Vivian's silence confirmed her guilt.

"Raising your daughter is a mistake, Vivian," Marjorie rushed out through the tight grit of her teeth. "I know there is good in you, there has to be," but she whispered the words more to herself. No one clung to love without a seed of goodness. No one could. "You loved her and... and you wanted to save her. I—I do not know who she was before that darkness took her, but Vivian, please understand. She must not exist. She is not meant to exist."

"You are not meant to exist," Vivian said in a harsh hiss, but in all the anger tight in her voice, a shiny glimmer covered her gaze.

"You are right," Marjorie whispered. "I am not. But I understand the guilt. Lives were taken for me. Do you wish for her to live like this? With enough heaviness in her chest to hate herself?"

"I wish for her to live." Vivian jolted forward, pushing her face almost flush against Marjorie's.

Less than a centimeter of her boot remained on the branch, causing Marjorie to teeter softly from side to side, as if she were a babe softly coaxed into sleep.

"I know," she rushed out, desperate for another second where this didn't end up the way it would—with her dead in the thistles below. "I know, Vivian, what is like to lose." She took a deep breath. "I have lost my family, too."

"No, you have not.
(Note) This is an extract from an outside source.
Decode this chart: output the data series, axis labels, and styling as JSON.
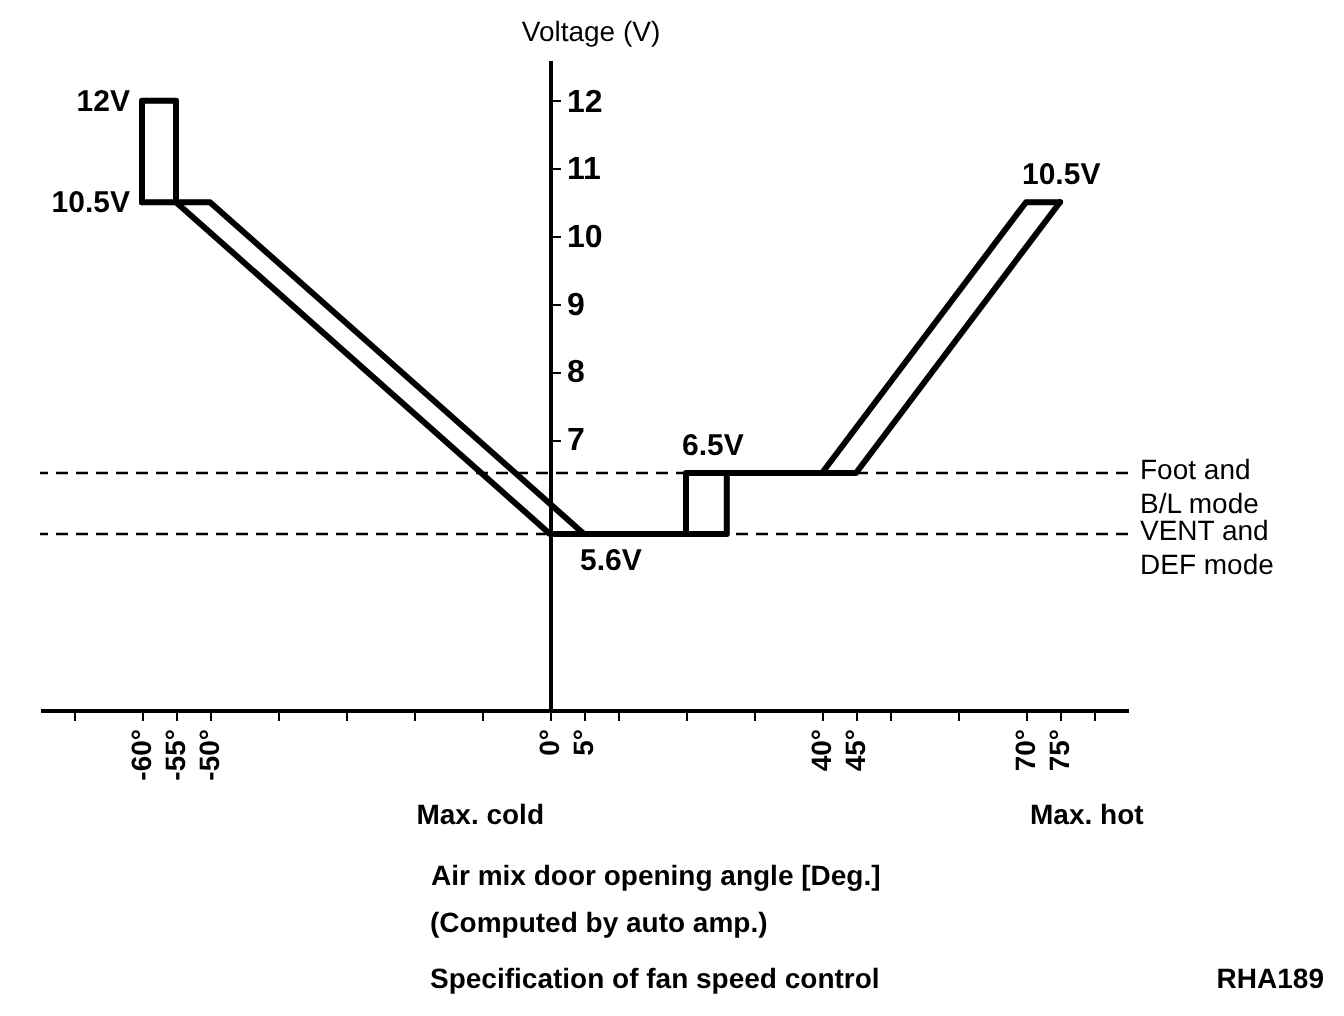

You have a Woodsman who will die for you, a Wolf who will kill for you," Vivian sneered. "I have nothing. Fenris took my only tether, the only gift I received. But I do not expect a child to understand."

She moved to extend her hand out, to finally let Marjorie plunge, but paused.

"The Wolf has killed for you. There are no sides for you here. Wicked is wicked and good is good. You... you are good, I can tell—I can smell it. I was not always a monster—love made me one. And your Fenris is the same, a Wolf in sheep's clothing."

"And what does that make me?" Marjorie asked, blood pumping to her cheeks.

"A lamb led to slaughter."

"Perhaps you are right," Marjorie whispered, her eyes fixated on anything but the waiting ground below. She settled her gaze on Vivian, and although there was unkindness in her gaze, Marjorie searched between the delicate bubbles of amber for that seedling of love.

Now, she found nothing.

"Perhaps you are right," Marjorie whispered. "There is nothing between wicked and good. Perhaps this is what we are meant to be. Red."

She accepted her fate.

And took Fenris's concealed dagger from her cloak and plunged its sharp, silver tongue into the soft belly of Vivian's stomach. 

AN: 

I'm sorry if I'm breaking your heart but it is thrilling for me.